SECOND CATEGORY: SYNTHETICAL DATA
The second category of data is that relating to summary data about shots played. With regards to the serve, we have the binary information whether a first or second service has been played. With regards to other shots, on the other hand, an entire world is to be discovered. Fortunately, Grand Slam and ATP Tour Masters 1000 tournaments are collecting synthetic data relating to the shots played in a structured pattern, but it’s difficult to have access to this information. During these tournaments, several types of information are available, such as rally length, winners, forced errors, speed and rotation of the ball, height with which the ball passes over the net, shots played at the net, as well as, obviously, forehands and backhands played. In these cases, the black box, namely the characteristics of the individual points, becomes a little more understandable. However, the data are aggregated, so the tactics and patterns of a match can only be inferred deductively – nonetheless, it is quite a bounty of insights if we compare this dataset with the figures generally available.

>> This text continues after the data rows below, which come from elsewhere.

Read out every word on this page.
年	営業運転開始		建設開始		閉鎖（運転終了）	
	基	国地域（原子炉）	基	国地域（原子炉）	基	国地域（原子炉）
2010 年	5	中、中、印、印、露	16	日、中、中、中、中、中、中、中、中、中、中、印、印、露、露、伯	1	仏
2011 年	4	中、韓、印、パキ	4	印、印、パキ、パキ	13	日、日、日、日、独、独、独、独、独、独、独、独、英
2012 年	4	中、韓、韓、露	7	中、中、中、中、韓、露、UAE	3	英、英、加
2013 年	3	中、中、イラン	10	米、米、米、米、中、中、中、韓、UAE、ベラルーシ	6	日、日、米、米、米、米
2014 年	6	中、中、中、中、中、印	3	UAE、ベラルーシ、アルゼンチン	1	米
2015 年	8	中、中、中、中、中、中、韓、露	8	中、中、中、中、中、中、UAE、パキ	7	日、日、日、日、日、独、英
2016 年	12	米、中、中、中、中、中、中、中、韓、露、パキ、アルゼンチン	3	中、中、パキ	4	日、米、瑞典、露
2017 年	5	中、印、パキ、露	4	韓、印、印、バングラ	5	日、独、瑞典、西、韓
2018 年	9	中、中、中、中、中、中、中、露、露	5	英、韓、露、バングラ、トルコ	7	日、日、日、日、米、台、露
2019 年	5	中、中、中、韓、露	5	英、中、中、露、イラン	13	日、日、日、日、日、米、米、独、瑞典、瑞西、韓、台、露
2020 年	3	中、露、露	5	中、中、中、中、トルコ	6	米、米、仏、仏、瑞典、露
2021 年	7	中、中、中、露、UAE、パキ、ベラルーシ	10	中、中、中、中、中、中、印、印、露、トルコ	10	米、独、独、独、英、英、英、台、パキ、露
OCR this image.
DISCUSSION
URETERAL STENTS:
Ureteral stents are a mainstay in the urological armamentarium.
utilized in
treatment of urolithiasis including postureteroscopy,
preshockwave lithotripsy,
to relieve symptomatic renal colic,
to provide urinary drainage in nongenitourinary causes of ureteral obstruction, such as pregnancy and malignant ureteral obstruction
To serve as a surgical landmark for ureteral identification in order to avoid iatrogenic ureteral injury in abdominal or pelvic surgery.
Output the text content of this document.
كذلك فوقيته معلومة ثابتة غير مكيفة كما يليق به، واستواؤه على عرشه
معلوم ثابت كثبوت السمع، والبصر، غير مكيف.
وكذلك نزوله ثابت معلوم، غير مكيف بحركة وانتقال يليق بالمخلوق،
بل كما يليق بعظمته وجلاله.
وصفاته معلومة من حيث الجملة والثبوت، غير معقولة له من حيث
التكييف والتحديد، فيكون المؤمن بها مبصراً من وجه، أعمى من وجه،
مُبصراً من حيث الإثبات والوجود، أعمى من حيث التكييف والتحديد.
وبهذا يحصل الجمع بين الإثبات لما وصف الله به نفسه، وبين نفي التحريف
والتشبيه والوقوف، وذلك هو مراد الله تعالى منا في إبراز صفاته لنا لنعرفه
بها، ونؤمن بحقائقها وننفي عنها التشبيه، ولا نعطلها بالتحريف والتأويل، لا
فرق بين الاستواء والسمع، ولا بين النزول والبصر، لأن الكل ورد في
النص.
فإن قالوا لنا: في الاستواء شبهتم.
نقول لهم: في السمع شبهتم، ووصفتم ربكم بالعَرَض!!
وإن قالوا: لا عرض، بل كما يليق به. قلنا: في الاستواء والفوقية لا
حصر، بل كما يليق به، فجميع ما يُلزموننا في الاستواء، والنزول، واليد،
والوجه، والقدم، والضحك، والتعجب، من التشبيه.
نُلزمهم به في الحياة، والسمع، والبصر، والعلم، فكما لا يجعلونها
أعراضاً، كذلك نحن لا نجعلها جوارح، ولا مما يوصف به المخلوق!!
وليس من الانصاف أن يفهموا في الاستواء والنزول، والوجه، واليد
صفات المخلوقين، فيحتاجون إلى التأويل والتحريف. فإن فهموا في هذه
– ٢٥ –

As an example, the table below reports some figures based on synthetic Hawkeye data on Shapovalov, collected between 2017 and 2019:
This small table highlights the delta between matches won and lost by Shapovalov. While many fans are dazzled by the Canadian’s excellent backhand, it’s time to remember that a great way to understand if a match will be won or lost by Denis is his performance on the forehand. In the matches won, the forehand winners are 2.7 times greater than those of his opponent are, while when he lost a match only 1.8. Similarly, in the matches won, unforced errors of the forehand are 1.6 times greater than those of his opponent are, while they explode to 2.8 in those he lost. If we have an adequately wide sample of data, we will try to see how Denis fared in 2020, in order to ascertain the improvements of the Canadian… but that’s a subject for a future article.